Um aspecto que, me parece, passa despercebido na maior parte das discussões sobre Complexidade, em especial aquelas levantadas no contexto das ciências “duras” tradicionais, é uma que pode questionar tão profundamente nossa compreensão científica que, acho, intuitivamente a muitos cientistas “varrem para debaixo do tapete”.
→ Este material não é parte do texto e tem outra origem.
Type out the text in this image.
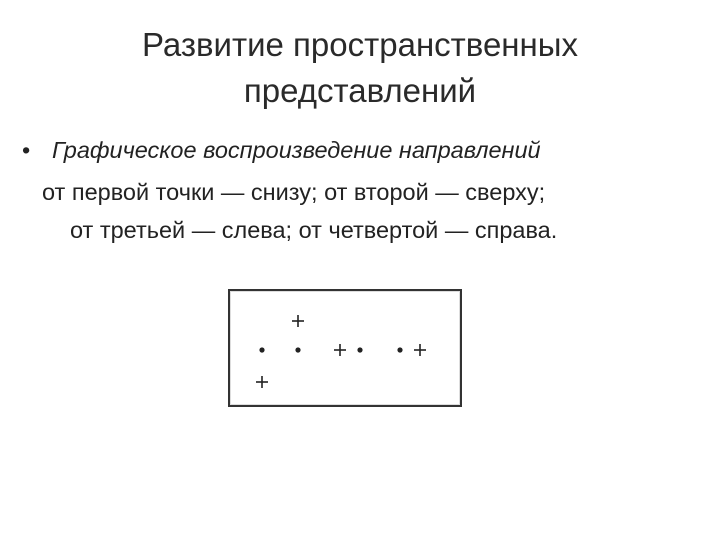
Развитие пространственных
представлений
• Графическое воспроизведение направлений
от первой точки — снизу; от второй — сверху;
от третьей — слева; от четвертой — справа.
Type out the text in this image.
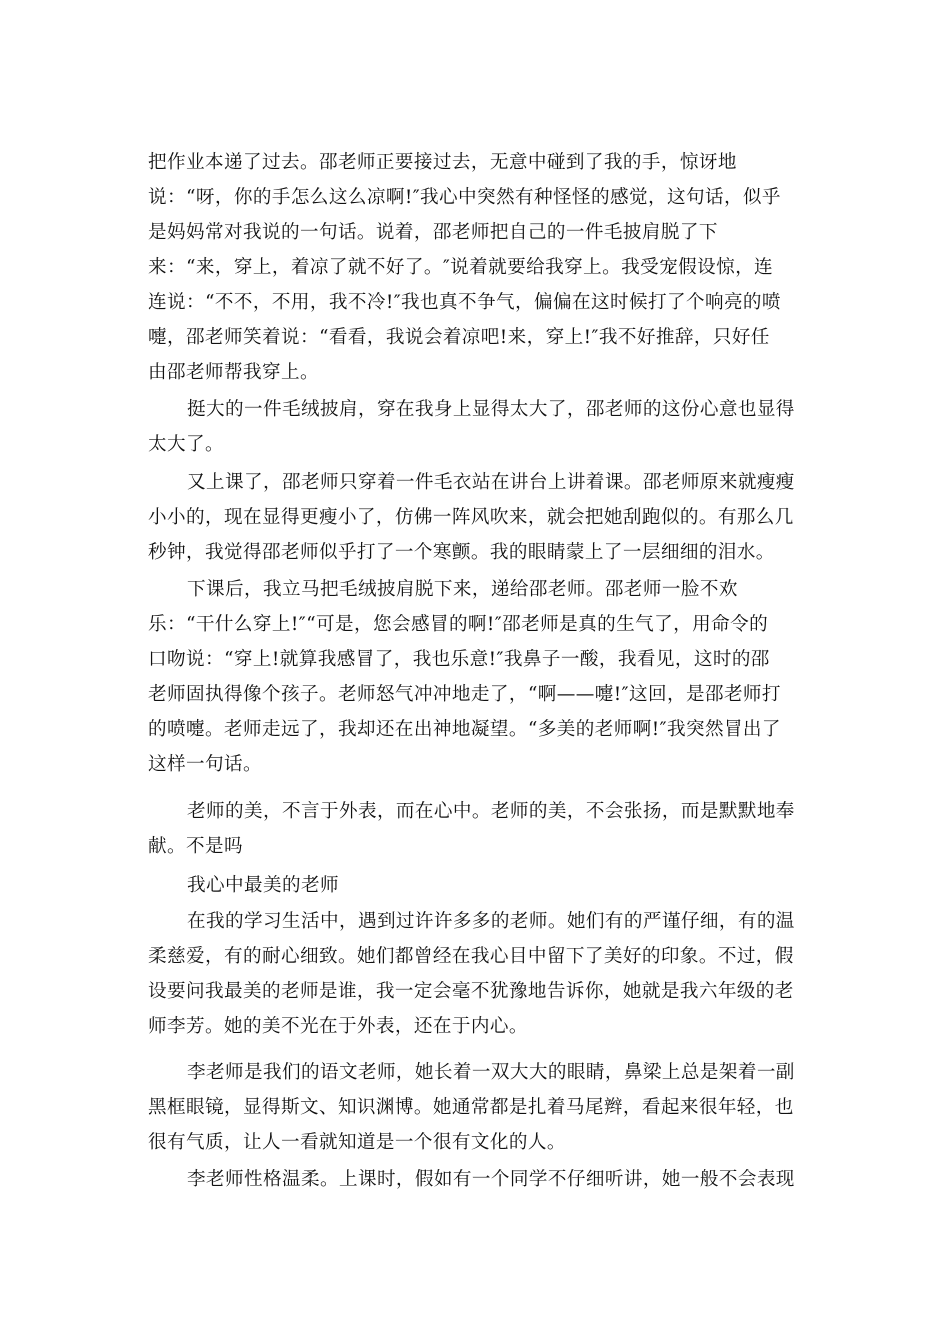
把作业本递了过去。邵老师正要接过去，无意中碰到了我的手，惊讶地
说：“呀，你的手怎么这么凉啊!″我心中突然有种怪怪的感觉，这句话，似乎
是妈妈常对我说的一句话。说着，邵老师把自己的一件毛披肩脱了下
来：“来，穿上，着凉了就不好了。″说着就要给我穿上。我受宠假设惊，连
连说：“不不，不用，我不冷!″我也真不争气，偏偏在这时候打了个响亮的喷
嚏，邵老师笑着说：“看看，我说会着凉吧!来，穿上!″我不好推辞，只好任
由邵老师帮我穿上。
挺大的一件毛绒披肩，穿在我身上显得太大了，邵老师的这份心意也显得
太大了。
又上课了，邵老师只穿着一件毛衣站在讲台上讲着课。邵老师原来就瘦瘦
小小的，现在显得更瘦小了，仿佛一阵风吹来，就会把她刮跑似的。有那么几
秒钟，我觉得邵老师似乎打了一个寒颤。我的眼睛蒙上了一层细细的泪水。
下课后，我立马把毛绒披肩脱下来，递给邵老师。邵老师一脸不欢
乐：“干什么穿上!″“可是，您会感冒的啊!″邵老师是真的生气了，用命令的
口吻说：“穿上!就算我感冒了，我也乐意!″我鼻子一酸，我看见，这时的邵
老师固执得像个孩子。老师怒气冲冲地走了，“啊——嚏!″这回，是邵老师打
的喷嚏。老师走远了，我却还在出神地凝望。“多美的老师啊!″我突然冒出了
这样一句话。
老师的美，不言于外表，而在心中。老师的美，不会张扬，而是默默地奉
献。不是吗
我心中最美的老师
在我的学习生活中，遇到过许许多多的老师。她们有的严谨仔细，有的温
柔慈爱，有的耐心细致。她们都曾经在我心目中留下了美好的印象。不过，假
设要问我最美的老师是谁，我一定会毫不犹豫地告诉你，她就是我六年级的老
师李芳。她的美不光在于外表，还在于内心。
李老师是我们的语文老师，她长着一双大大的眼睛，鼻梁上总是架着一副
黑框眼镜，显得斯文、知识渊博。她通常都是扎着马尾辫，看起来很年轻，也
很有气质，让人一看就知道是一个很有文化的人。
李老师性格温柔。上课时，假如有一个同学不仔细听讲，她一般不会表现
Esse é um aspecto epistemológico: os estudos sobre Complexidade, em especial aqueles derivados da primeira geração de ciberneticistas (particularmente Gregory Bateson) e de Edgar Morin indicam que toda variação de Quantidade envolve uma mudança de Qualidade, mesmo que em “mudanças de fase” profundamente imprevisíveis. Isso significa que a ferramenta suprema da ciência positivista, a capacidade de quantificar toda e qualquer domínio de uma realidade estudada, é bastante questionada: os estudos de ecologia indicam que a percepção do mundo, e a construção de cognições úteis e consequentes, é constantemente surpreendida por emergências (aspectos imprevisíveis, mas auto-organizados) que só podem ser compreendidos instrumentalmente (de modo codificado e quantificado) post facto, e não de antemão.

Isso significa que a ciência deve mudar bastante, assim como a tecnologia: deveríamos ser capazes de superar a arrogância de crer que somos capazes de controlar precisamente a Qualidade das consequências de nossas criações, em especial aquelas que implicam mudanças consideráveis na Escala em seu desenvolvimento (produção industrial é um bom exemplo, mas isso se aplica a qualquer extrapolação de escala).

Mas, além disso, recolocar a Qualidade em uma posição de destaque no pensamento científico pode ter consequências bastante interessantes para o modo como compreendemos o mundo, e em especial para o modo como construímos ele.

A Qualidade diz respeito ao que define O Que É um objeto, uma entidade qualquer. Essa questão foi sendo gradualmente colocada em uma posição periférica no pensamento, especialmente porque é muito difícil conseguir atingir-se consensos quanto a O Que É uma coisa qualquer.

Me parece um processo muito similar ao de expulsão do Significado dos estudos de comunicação: a Teoria da Informação postula que o Significado de uma declaração é inteiramente irrelevante, apenas sua estrutura eficiente – ou seja, suas consequências mensuráveis – é importante. Em termos linguísticos, a Sintaxe é o que importa – a Semântica pode ser colocada em segundo plano ou, mesmo, totalmente desconsiderada. (Mesmo quando há a Semântica, ela é vista como uma conexão inter-domínios, ou seja uma Sintaxe entre campos diferentes, com Sintaxes diferentes.)

Tudo parecia bem, até que mais e mais processos desastrosos decorrentes do anseio humano de produzir MAIS E MAIS, e de alterar profundamente fluxos estabelecidos e extrema complexidade e profunda auto-integração (o que chamamos de Ecossistema) se manifestaram com grande obviedade… A Ecologia ganha a enorme força que tem na cultura contemporânea exatamente porque ficamos órfãos de uma explicação suprema, uma mitologia que pudesse dar conta dos fatos: a falência da “ciência padrão” nesse campo foi tão cabal que uma miríade de explicações surgiram, dentre elas o que chama-se estudos da Complexidade. É claro que a ciência padrão não consegue suprir respostas úteis, ou sequer interessantes, para muitas áreas, não apenas para a biologia e a ecologia – vemos aplicações para os estudos de complexidade para a cultura organizacional, para sociologia, para a gestão pública, para o urbanismo, para sistemas interativos…

Mas, me parece que ainda falta assumir-se o retorno do Significado, da Qualidade, da Percepção Sensível para o campo dos estudos científicos…

Complexidade, Quantidade e Qualidade.